Benefici delle piante indoor

  1. Miglioramento della qualità dell’aria
    Alcune specie vegetali possono assorbire composti organici volatili (VOC) come formaldeide, benzene e tricloroetilene, rilasciati da arredi e materiali da costruzione.
  2. Regolazione dell’umidità
    Attraverso la traspirazione, le piante rilasciano umidità, contribuendo a mantenere l’UR entro valori confortevoli.
  3. Riduzione dello stress
    La presenza di verde ha un effetto calmante, riducendo frequenza cardiaca e livelli di ansia.
  4. Aumento della produttività
    Studi dimostrano che ambienti di lavoro arricchiti con piante migliorano concentrazione e creatività.

Scelta delle specie più adatte

  • Sansevieria (Lingua di suocera) – Resistente, ideale per ambienti poco luminosi, efficace contro formaldeide e benzene.
  • Spathiphyllum (Pianta della pace) – Rimuove vari VOC e migliora l’umidità.
  • Ficus benjamina – Ottima capacità di purificare l’aria.
  • Areca palm – Incrementa l’umidità, adatta a climi secchi.
  • Pothos – Facile da coltivare, resistente e depurativa.

Integrazione con il sistema HVAC

L’uso del verde indoor può dialogare con la progettazione HVAC:

  • Le piante possono ridurre la necessità di umidificazione meccanica in ambienti secchi.
  • Migliorano la percezione di comfort, riducendo la sensazione di aria “stagnante”.
  • In grandi spazi, giardini verticali con irrigazione automatica e integrazione con sistemi di ventilazione possono diventare elementi attivi di filtrazione.

Manutenzione e gestione

  • Illuminazione – Garantire luce naturale o artificiale adeguata alle specie scelte.
  • Irrigazione – Automatizzare dove possibile per costanza di cura.
  • Pulizia foglie – Rimuovere polvere per mantenere capacità fotosintetica e filtrante.

Normative e certificazioni

Standard come WELL Building Standard e LEED considerano la presenza di elementi naturali come parametro per il benessere degli occupanti e per la certificazione di edifici sostenibili.

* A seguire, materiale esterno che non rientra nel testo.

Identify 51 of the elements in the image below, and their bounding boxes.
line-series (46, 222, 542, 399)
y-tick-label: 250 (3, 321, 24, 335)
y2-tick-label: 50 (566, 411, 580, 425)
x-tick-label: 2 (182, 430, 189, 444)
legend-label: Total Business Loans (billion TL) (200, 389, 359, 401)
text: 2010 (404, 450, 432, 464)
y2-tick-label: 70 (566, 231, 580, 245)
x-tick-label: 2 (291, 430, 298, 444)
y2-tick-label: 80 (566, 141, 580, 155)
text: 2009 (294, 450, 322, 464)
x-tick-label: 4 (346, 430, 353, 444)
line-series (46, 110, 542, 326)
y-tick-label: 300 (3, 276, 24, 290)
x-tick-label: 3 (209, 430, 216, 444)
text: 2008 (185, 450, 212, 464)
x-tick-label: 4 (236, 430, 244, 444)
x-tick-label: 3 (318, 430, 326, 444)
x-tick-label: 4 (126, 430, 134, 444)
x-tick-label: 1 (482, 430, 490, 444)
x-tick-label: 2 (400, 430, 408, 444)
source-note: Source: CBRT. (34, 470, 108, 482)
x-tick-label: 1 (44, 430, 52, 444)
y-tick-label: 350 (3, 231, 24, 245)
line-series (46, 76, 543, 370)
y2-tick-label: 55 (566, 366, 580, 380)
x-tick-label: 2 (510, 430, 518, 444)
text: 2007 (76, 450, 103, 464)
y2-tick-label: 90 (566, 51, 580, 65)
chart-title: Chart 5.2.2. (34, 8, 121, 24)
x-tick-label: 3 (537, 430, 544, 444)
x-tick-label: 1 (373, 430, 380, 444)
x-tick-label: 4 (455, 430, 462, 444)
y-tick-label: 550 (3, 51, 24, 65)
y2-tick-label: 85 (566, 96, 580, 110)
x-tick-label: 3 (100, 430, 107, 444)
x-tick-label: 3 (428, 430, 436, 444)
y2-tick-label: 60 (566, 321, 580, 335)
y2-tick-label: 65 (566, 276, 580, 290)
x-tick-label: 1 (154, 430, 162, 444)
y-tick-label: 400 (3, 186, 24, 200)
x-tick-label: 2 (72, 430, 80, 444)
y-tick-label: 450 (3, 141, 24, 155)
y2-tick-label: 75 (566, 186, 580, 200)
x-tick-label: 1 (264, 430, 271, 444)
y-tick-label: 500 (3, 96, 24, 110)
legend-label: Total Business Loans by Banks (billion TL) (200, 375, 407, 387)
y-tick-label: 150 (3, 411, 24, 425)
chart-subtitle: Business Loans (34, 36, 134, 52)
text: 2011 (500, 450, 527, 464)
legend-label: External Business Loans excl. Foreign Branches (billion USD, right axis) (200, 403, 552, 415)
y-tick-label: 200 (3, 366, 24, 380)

Caso pratico: ufficio corporate

In un grande ufficio open space, l’installazione di un giardino verticale di 20 m² con specie selezionate ha ridotto la concentrazione media di VOC del 30% e aumentato l’umidità relativa dal 35% al 45%.
Il sondaggio tra i dipendenti ha mostrato un miglioramento percepito del comfort ambientale e della qualità dell’aria.


Conclusione

Le piante indoor sono un alleato prezioso per migliorare salute, comfort e sostenibilità.
Integrarle nella progettazione HVAC e nell’arredo significa creare ambienti più vivibili, riducendo il carico meccanico sugli impianti e aumentando il benessere psicofisico degli occupanti.
In un approccio di design integrato, il verde diventa parte attiva del sistema di comfort dell’edificio.